1. posttraumatische Belastungsreaktion: kurz- bis mittelfristige Folgen

2. posttraumatische Belastungsstörung: längerfristige bis chronische Entwicklung

Was kann zu einer Extrembelastung führen?

- Individuelle Gewalteinwirkung: Überfall (Raubüberfall, Straßenüberfall), Entführung/Geiselnahme, Folterung, Terroranschlag, Kriegsgefangenschaft, Konzentrationslager, Vergewaltigung, sexueller Missbrauch, andere Gewalttaten, selbst ein schwerer Unfall usw.

- Augenzeugen von Gewalteinwirkung: wie oben angeführt, z.B. Überfall, Krieg, Katastrophe, Unfall u.a.

- Kollektive Gewalt: kriegerische Auseinandersetzungen, heute vor allem Bürgerkriege, Vertreibung, Flucht usw.

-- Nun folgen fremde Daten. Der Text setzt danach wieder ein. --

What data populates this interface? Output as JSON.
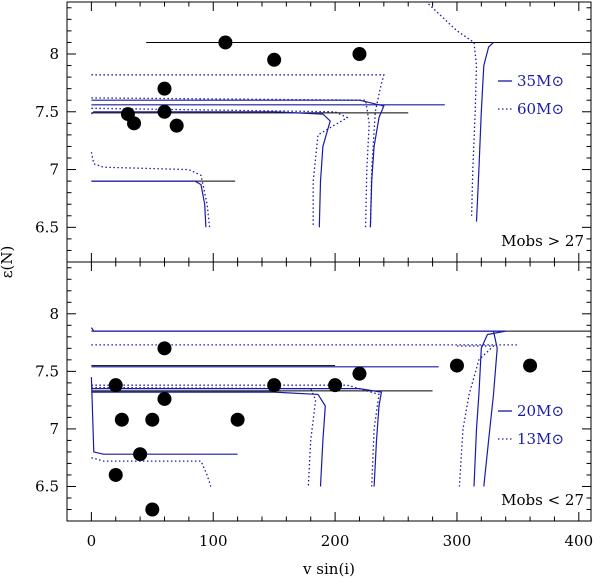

- Naturkatastrophen: Erdbeben (wirkt besonders verunsichernd, da sich das scheinbar festeste und sicherste: der Erdboden, als unzuverlässig erweist), ferner Vulkanausbrüche, Großbrände, Blitzschlag, Überschwemmungen (z.B. Dammbrüche), Lawinen, Gebirgsunfälle usw.

- Technische Katastrophen: Verkehrsunfälle im Straßen-, Schiffs- und Bahnverkehr, Nuklearunfälle, Chemie- und Elektrounfälle u.a.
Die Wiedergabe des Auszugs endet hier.